South Africa's Construction Industry Rocked By Bid Rigging Scandal

Cape Town – A total of 21 big South African construction companies have admitted to the Competition Commission that they were involved in bid-rigging to a combined value of R26 billion, Parliament’s Portfolio Committee on Public Works heard today.

Furthermore, action will be taken against a total of 22 other large South African construction companies that had not taken up an offer from the Competition Commission to present evidence of bid-rigging.

Investigations into their alleged collusion will start once settlements with the 21 companies have been reached.

These 21 companies, which cannot be named at this stage, accepted the offer and are in discussions with the Competition Commission. These companies were allegedly involved in 131 rigged projects, which have a value of R26 billion.

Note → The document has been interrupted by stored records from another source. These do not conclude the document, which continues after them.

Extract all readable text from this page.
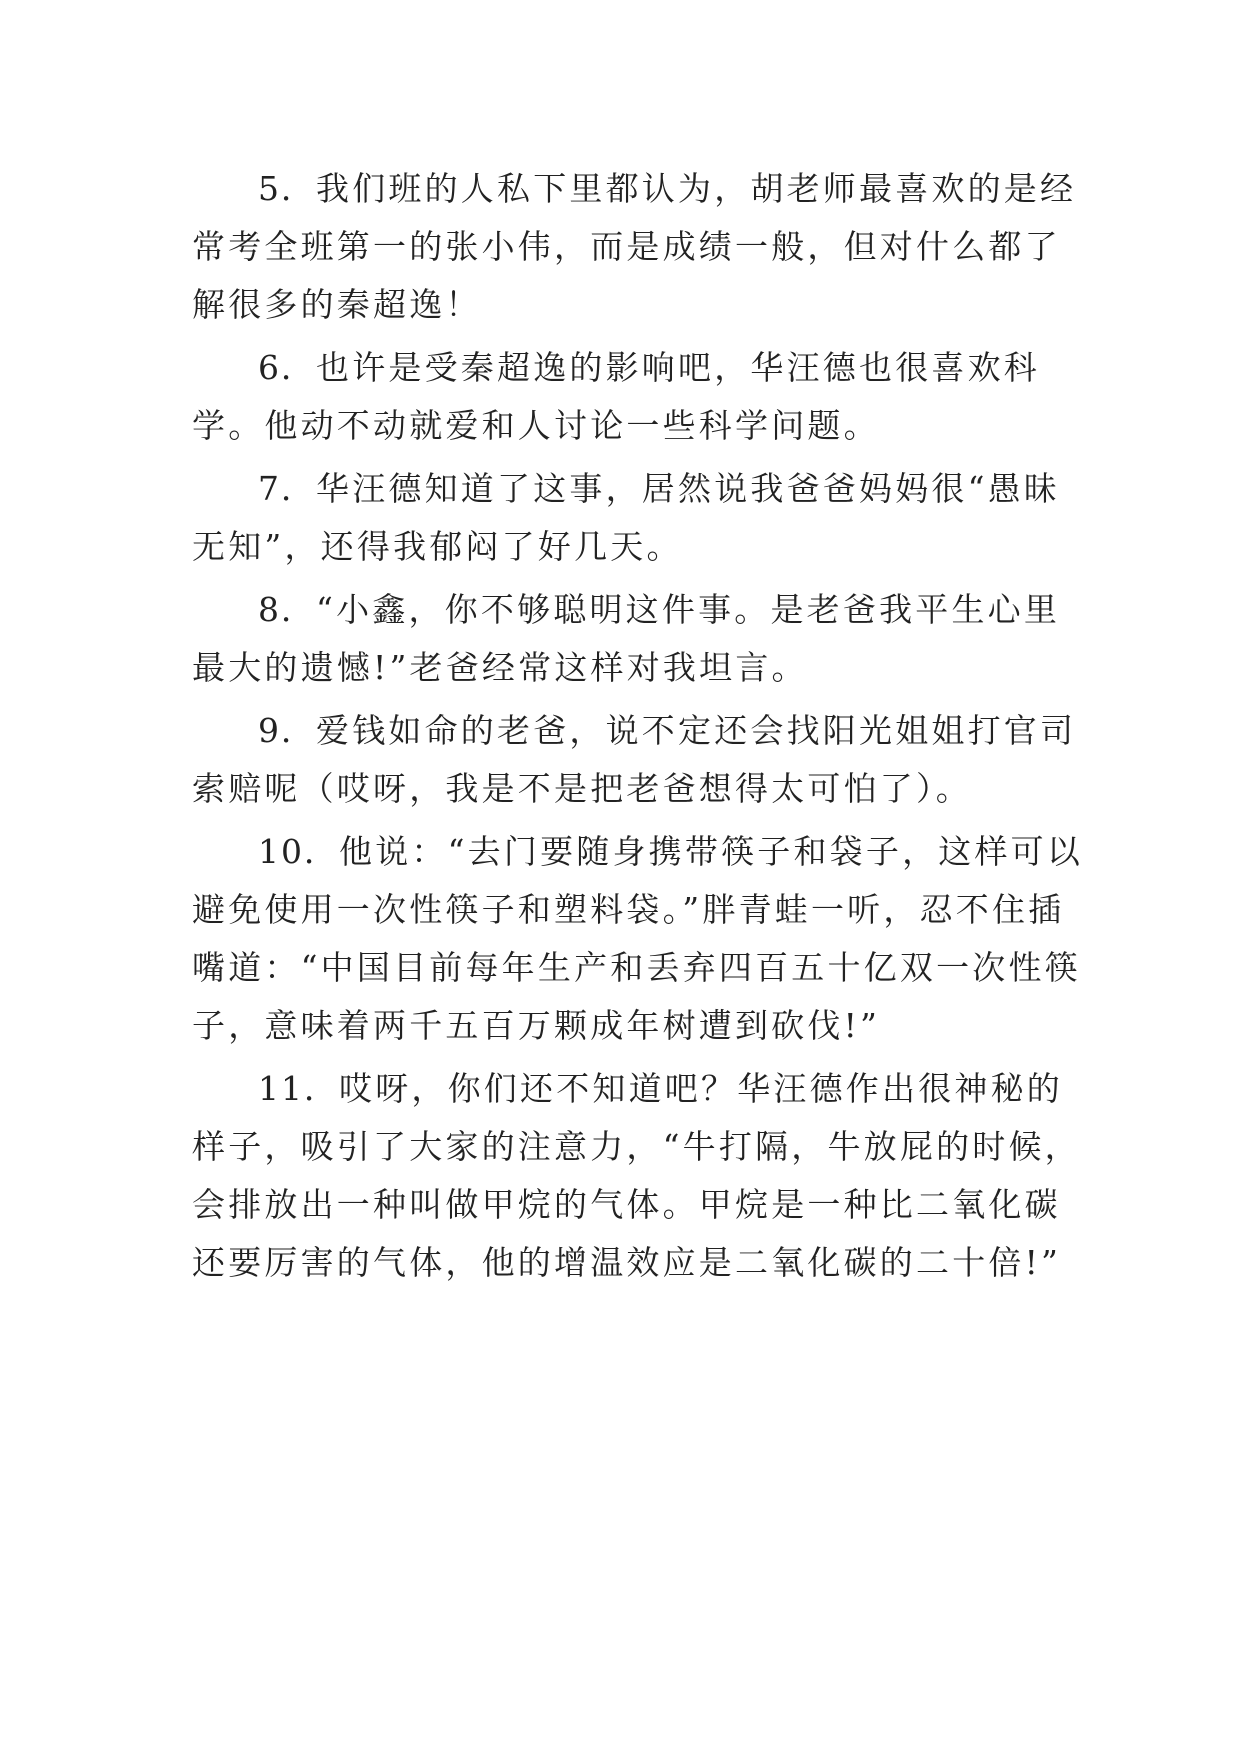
5．我们班的人私下里都认为，胡老师最喜欢的是经常考全班第一的张小伟，而是成绩一般，但对什么都了解很多的秦超逸！

6．也许是受秦超逸的影响吧，华汪德也很喜欢科学。他动不动就爱和人讨论一些科学问题。

7．华汪德知道了这事，居然说我爸爸妈妈很“愚昧无知”，还得我郁闷了好几天。

8．“小鑫，你不够聪明这件事。是老爸我平生心里最大的遗憾!”老爸经常这样对我坦言。

9．爱钱如命的老爸，说不定还会找阳光姐姐打官司索赔呢（哎呀，我是不是把老爸想得太可怕了）。

10．他说：“去门要随身携带筷子和袋子，这样可以避免使用一次性筷子和塑料袋。”胖青蛙一听，忍不住插嘴道：“中国目前每年生产和丢弃四百五十亿双一次性筷子，意味着两千五百万颗成年树遭到砍伐!”

11．哎呀，你们还不知道吧？华汪德作出很神秘的样子，吸引了大家的注意力，“牛打隔，牛放屁的时候，会排放出一种叫做甲烷的气体。甲烷是一种比二氧化碳还要厉害的气体，他的增温效应是二氧化碳的二十倍!”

They are expected to sign a Consent Agreement by the middle of next month. The companies involved are due to be named between June and July. The companies were implicated in collusion on projects to build dams, stadia, mines, shopping centres and roads.

Briefing the portfolio committee, Construction Industry Development Board (CIDB) chairman Bafana Ndendwa said the Competition Commission had begun to look deeper into allegations that cartels were operating in the construction industry in 2008.

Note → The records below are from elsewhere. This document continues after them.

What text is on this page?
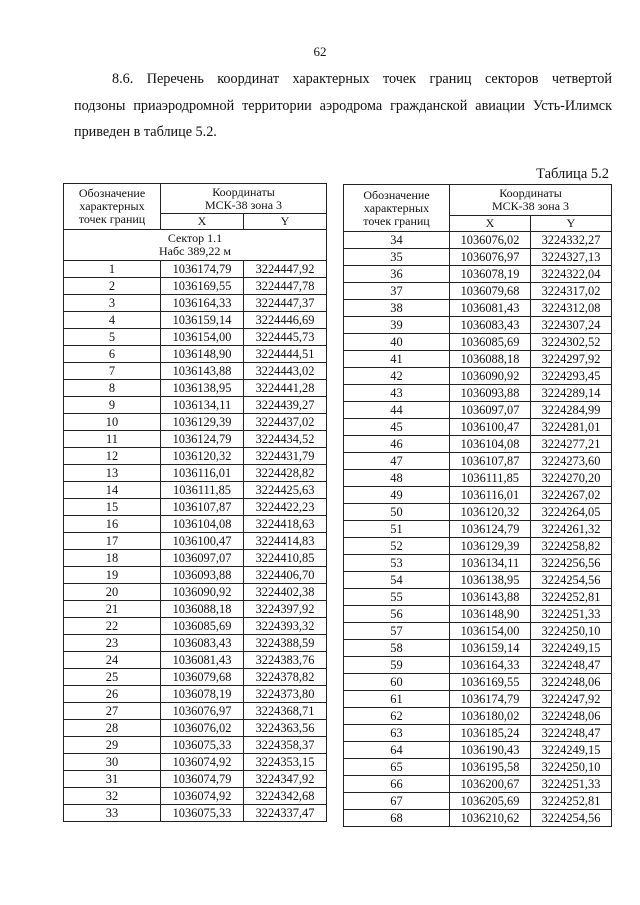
62
8.6. Перечень координат характерных точек границ секторов четвертой
подзоны приаэродромной территории аэродрома гражданской авиации Усть-Илимск
приведен в таблице 5.2.
Таблица 5.2
Обозначение
характерных
точек границ	Координаты
МСК-38 зона 3	
	X	Y
Сектор 1.1
Набс 389,22 м		
1	1036174,79	3224447,92
2	1036169,55	3224447,78
3	1036164,33	3224447,37
4	1036159,14	3224446,69
5	1036154,00	3224445,73
6	1036148,90	3224444,51
7	1036143,88	3224443,02
8	1036138,95	3224441,28
9	1036134,11	3224439,27
10	1036129,39	3224437,02
11	1036124,79	3224434,52
12	1036120,32	3224431,79
13	1036116,01	3224428,82
14	1036111,85	3224425,63
15	1036107,87	3224422,23
16	1036104,08	3224418,63
17	1036100,47	3224414,83
18	1036097,07	3224410,85
19	1036093,88	3224406,70
20	1036090,92	3224402,38
21	1036088,18	3224397,92
22	1036085,69	3224393,32
23	1036083,43	3224388,59
24	1036081,43	3224383,76
25	1036079,68	3224378,82
26	1036078,19	3224373,80
27	1036076,97	3224368,71
28	1036076,02	3224363,56
29	1036075,33	3224358,37
30	1036074,92	3224353,15
31	1036074,79	3224347,92
32	1036074,92	3224342,68
33	1036075,33	3224337,47
Обозначение
характерных
точек границ	Координаты
МСК-38 зона 3	
	X	Y
34	1036076,02	3224332,27
35	1036076,97	3224327,13
36	1036078,19	3224322,04
37	1036079,68	3224317,02
38	1036081,43	3224312,08
39	1036083,43	3224307,24
40	1036085,69	3224302,52
41	1036088,18	3224297,92
42	1036090,92	3224293,45
43	1036093,88	3224289,14
44	1036097,07	3224284,99
45	1036100,47	3224281,01
46	1036104,08	3224277,21
47	1036107,87	3224273,60
48	1036111,85	3224270,20
49	1036116,01	3224267,02
50	1036120,32	3224264,05
51	1036124,79	3224261,32
52	1036129,39	3224258,82
53	1036134,11	3224256,56
54	1036138,95	3224254,56
55	1036143,88	3224252,81
56	1036148,90	3224251,33
57	1036154,00	3224250,10
58	1036159,14	3224249,15
59	1036164,33	3224248,47
60	1036169,55	3224248,06
61	1036174,79	3224247,92
62	1036180,02	3224248,06
63	1036185,24	3224248,47
64	1036190,43	3224249,15
65	1036195,58	3224250,10
66	1036200,67	3224251,33
67	1036205,69	3224252,81
68	1036210,62	3224254,56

At the time, there was an outcry about the escalating costs of building stadia used for the 2010 FIFA World Cup hosted by South Africa. The investigations covered the construction of these stadia as well.

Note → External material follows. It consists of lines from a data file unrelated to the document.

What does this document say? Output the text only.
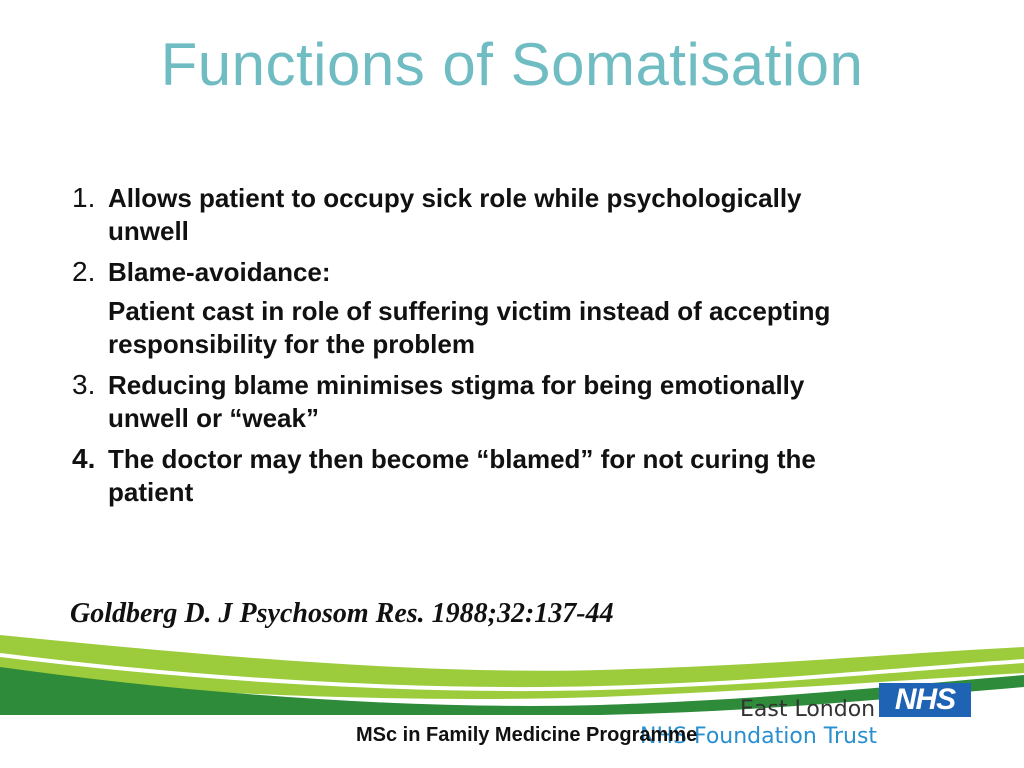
Functions of Somatisation
1. Allows patient to occupy sick role while psychologically
unwell
2. Blame-avoidance:
Patient cast in role of suffering victim instead of accepting
responsibility for the problem
3. Reducing blame minimises stigma for being emotionally
unwell or “weak”
4. The doctor may then become “blamed” for not curing the
patient
Goldberg D. J Psychosom Res. 1988;32:137-44
NHS
East London
NHS Foundation Trust
MSc in Family Medicine Programme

Evidence of possible collusion was uncovered and the Competition Commission, in an effort to process the matter expeditiously, invited companies involved to come forward and make a full disclosure.

Only 21 companies had taken advantage of this offer. Evidence has now emerged of another 22 other companies under suspicion.

On the way forward, Ndendwa said that the CIDB was in the process of scheduling a meeting with all entities, including the Competition Commission, South African Revenue Service, Department of Public Works, National Treasury and the National Prosecuting Authority to discuss the outcome and implications of the investigation.

“The Special Investigations Unit will look for evidence of criminality and SARS will look at money changing hands. If the firms involved got leniency from the Competition Commission, it doesn’t mean that they’ll get leniency from other agencies,” Ndendwa said.

Committee chairperson MC Mabuza said the results of the Competition Commission investigation had serious implications for the construction industry, South African economy and the country at large.

Committee members said that the CIDB’s report was an eye-opener and pressed for criminal charges to be laid as well as for the names of the companies involved to be released.

Mabuza urged members of the committee demanding that action be taken now to wait for the final report, which would be available between June and July because “then we can engage with it. That report will have the names of all the firms involved”.